The pieces were acquired by the museum as a result of the so-called NS-Silberabgabe: in February 1939, German citizens persecuted as Jews were forced by state decree to hand over their jewellery and all objects made of precious metals in exchange for a small compensation. From these holdings, the Bavarian National Museum acquired a total of 322 silver objects from the Städtisches Leihamt (Municipal Lending Office) in Munich in the years 1939 and 1940. Two thirds of them were returned to the original owners or their heirs by 1969.
In 2019, the Bavarian National Museum began to conduct systematic research into the rightful owners of the 112 pieces that remained in its collections. The search for the descendants of 65 Jewish families and individuals has been funded by the German Lost Art Foundation and the Bavarian State Ministry of Science and the Arts since 2021. Almost half of the items have been restituted or approved for restitution to date, and five were handed over to the descendants of four aggrieved parties. The recipients include Dr.
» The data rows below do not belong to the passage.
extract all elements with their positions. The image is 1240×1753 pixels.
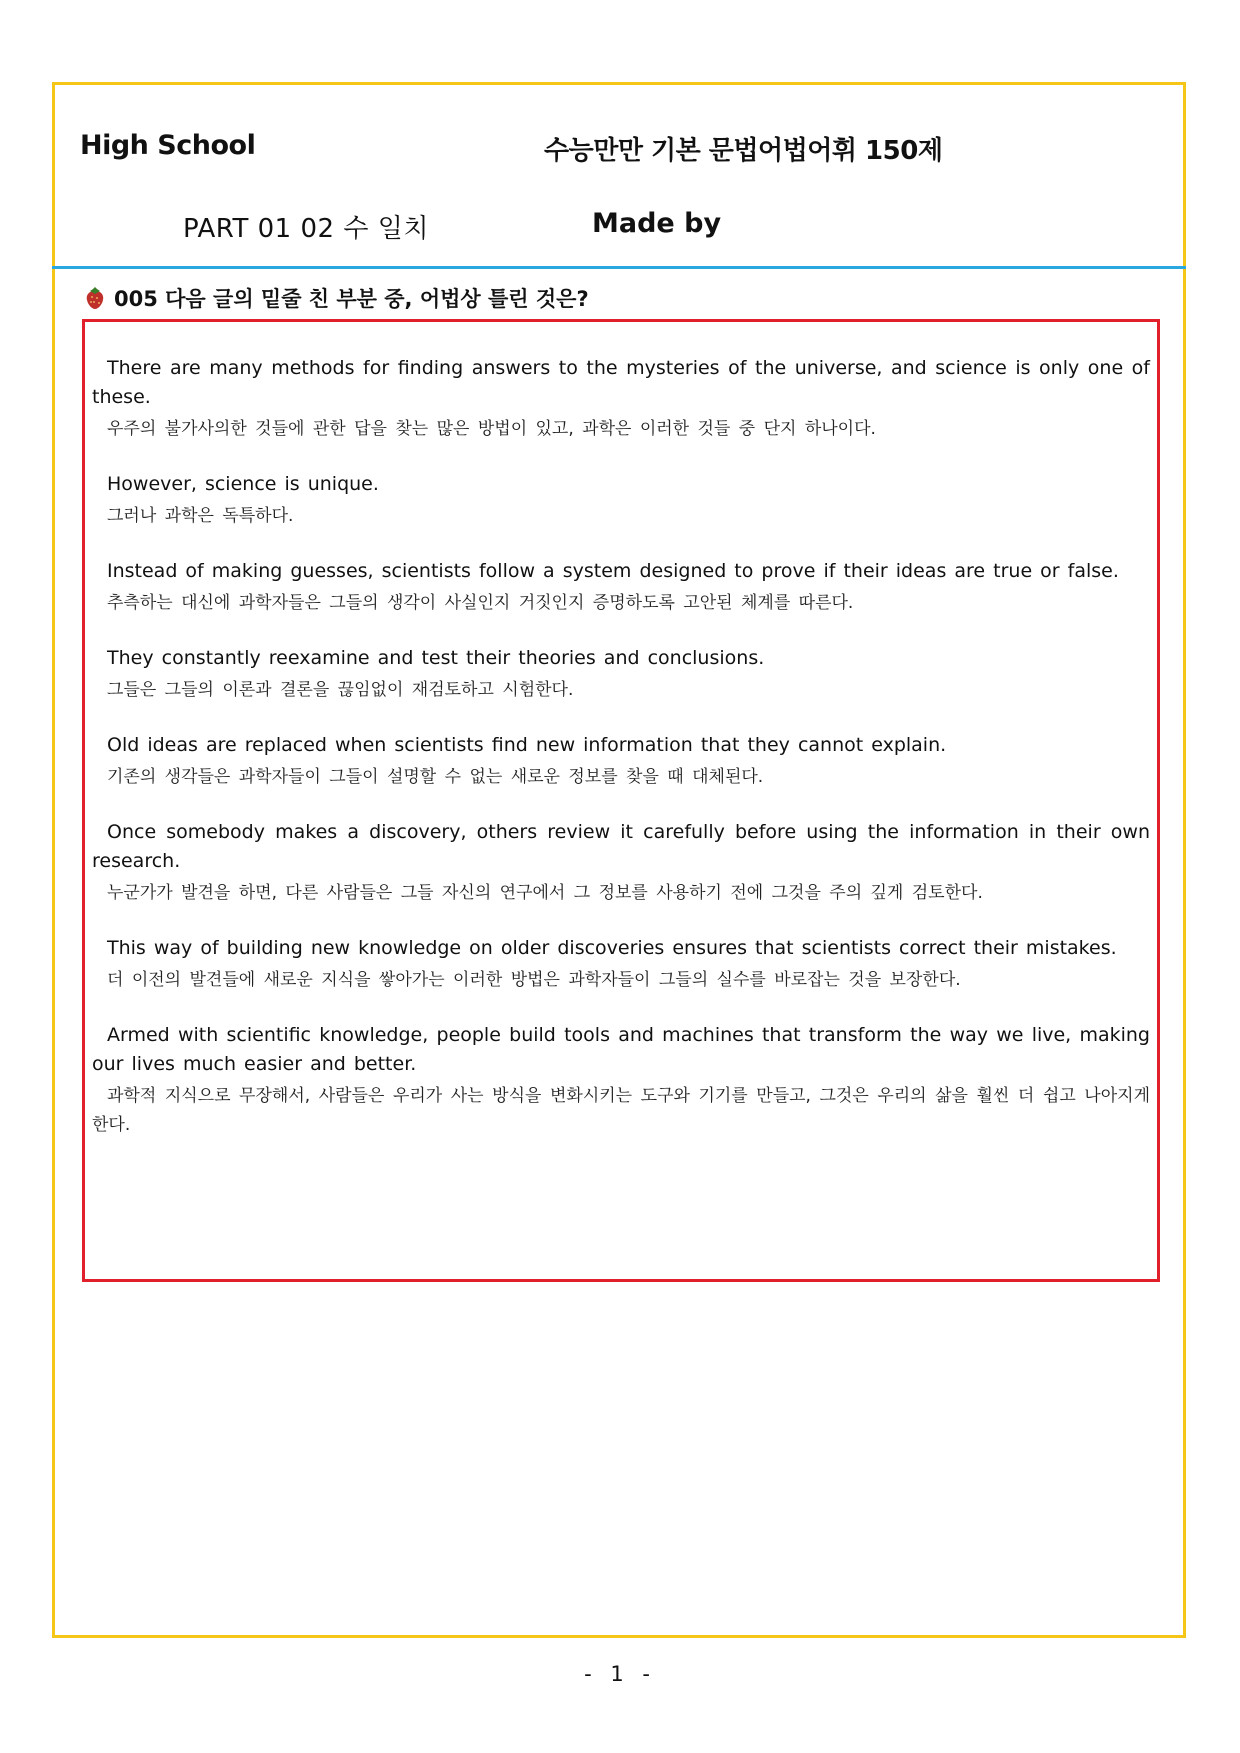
korean-translation: 추측하는 대신에 과학자들은 그들의 생각이 사실인지 거짓인지 증명하도록 고안된 체계를 따른다. (107, 593, 854, 613)
strawberry-icon (84, 286, 106, 310)
passage-pair (92, 818, 1150, 908)
passage-pair (92, 731, 1150, 792)
header-school: High School (80, 130, 256, 161)
header-part: PART 01 02 수 일치 (183, 214, 429, 244)
header-made-by: Made by (592, 208, 722, 239)
english-sentence: This way of building new knowledge on older discoveries ensures that scientists correct their mistakes. (107, 937, 1117, 959)
passage-pair (92, 557, 1150, 618)
page-number: - 1 - (584, 1662, 656, 1686)
english-sentence: They constantly reexamine and test their theories and conclusions. (107, 647, 765, 669)
korean-translation: 그들은 그들의 이론과 결론을 끊임없이 재검토하고 시험한다. (107, 680, 574, 700)
korean-translation: 기존의 생각들은 과학자들이 그들이 설명할 수 없는 새로운 정보를 찾을 때 대체된다. (107, 767, 764, 787)
question-heading (84, 283, 589, 313)
korean-translation: 누군가가 발견을 하면, 다른 사람들은 그들 자신의 연구에서 그 정보를 사용하기 전에 그것을 주의 깊게 검토한다. (107, 883, 983, 903)
korean-translation: 그러나 과학은 독특하다. (107, 506, 294, 526)
passage-pair (92, 1021, 1150, 1140)
english-sentence: However, science is unique. (107, 473, 379, 495)
passage-pair (92, 470, 1150, 531)
korean-translation: 과학적 지식으로 무장해서, 사람들은 우리가 사는 방식을 변화시키는 도구와 기기를 만들고, 그것은 우리의 삶을 훨씬 더 쉽고 나아지게 한다. (92, 1086, 1150, 1135)
header-divider (52, 266, 1186, 269)
header-title: 수능만만 기본 문법어법어휘 150제 (544, 136, 943, 166)
passage-pair (92, 354, 1150, 444)
passage (92, 354, 1150, 1166)
english-sentence: Instead of making guesses, scientists follow a system designed to prove if their ideas are true or false. (107, 560, 1119, 582)
passage-pair (92, 934, 1150, 995)
english-sentence: There are many methods for finding answers to the mysteries of the universe, and science is only one of these. (92, 357, 1150, 408)
korean-translation: 우주의 불가사의한 것들에 관한 답을 찾는 많은 방법이 있고, 과학은 이러한 것들 중 단지 하나이다. (107, 419, 876, 439)
english-sentence: Old ideas are replaced when scientists find new information that they cannot explain. (107, 734, 947, 756)
english-sentence: Armed with scientific knowledge, people build tools and machines that transform the way we live, making our lives much easier and better. (92, 1024, 1150, 1075)
question-text: 005 다음 글의 밑줄 친 부분 중, 어법상 틀린 것은? (114, 287, 589, 311)
korean-translation: 더 이전의 발견들에 새로운 지식을 쌓아가는 이러한 방법은 과학자들이 그들의 실수를 바로잡는 것을 보장한다. (107, 970, 961, 990)
passage-pair (92, 644, 1150, 705)
english-sentence: Once somebody makes a discovery, others review it carefully before using the information in their own research. (92, 821, 1150, 872)
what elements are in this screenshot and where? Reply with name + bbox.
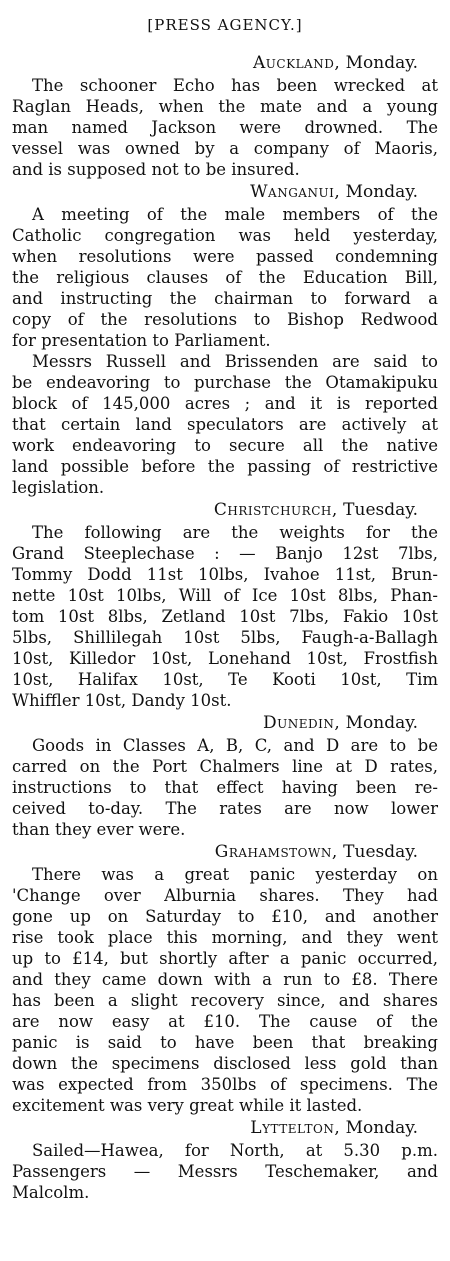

Jorge Feuchtwanger, whose great-grandfather Max Shemaja Feuchtwanger was the First Chairman of the Munich Orthodox Community Ohel Jakob from 1925, the title of which has been transferred to today’s synagogue on Jakobsplatz. Dr. Feuchtwanger’s great-granduncle Heinrich Lippmann was the first Jewish front-line soldier from Bavaria to die in the First World War. A more distant relation of his is the writer Lion Feuchtwanger, who spent his childhood in the immediate vicinity of the National Museum.
The fate of the aggrieved parties exemplify the gradual disenfranchisement of Jewish citizens resident in Munich. The descendants of Olga Maier, now scattered in Israel, South Africa, the UK and the USA, have decided to donate two candlesticks to the Jewish Museum Munich in memory of their persecuted relatives.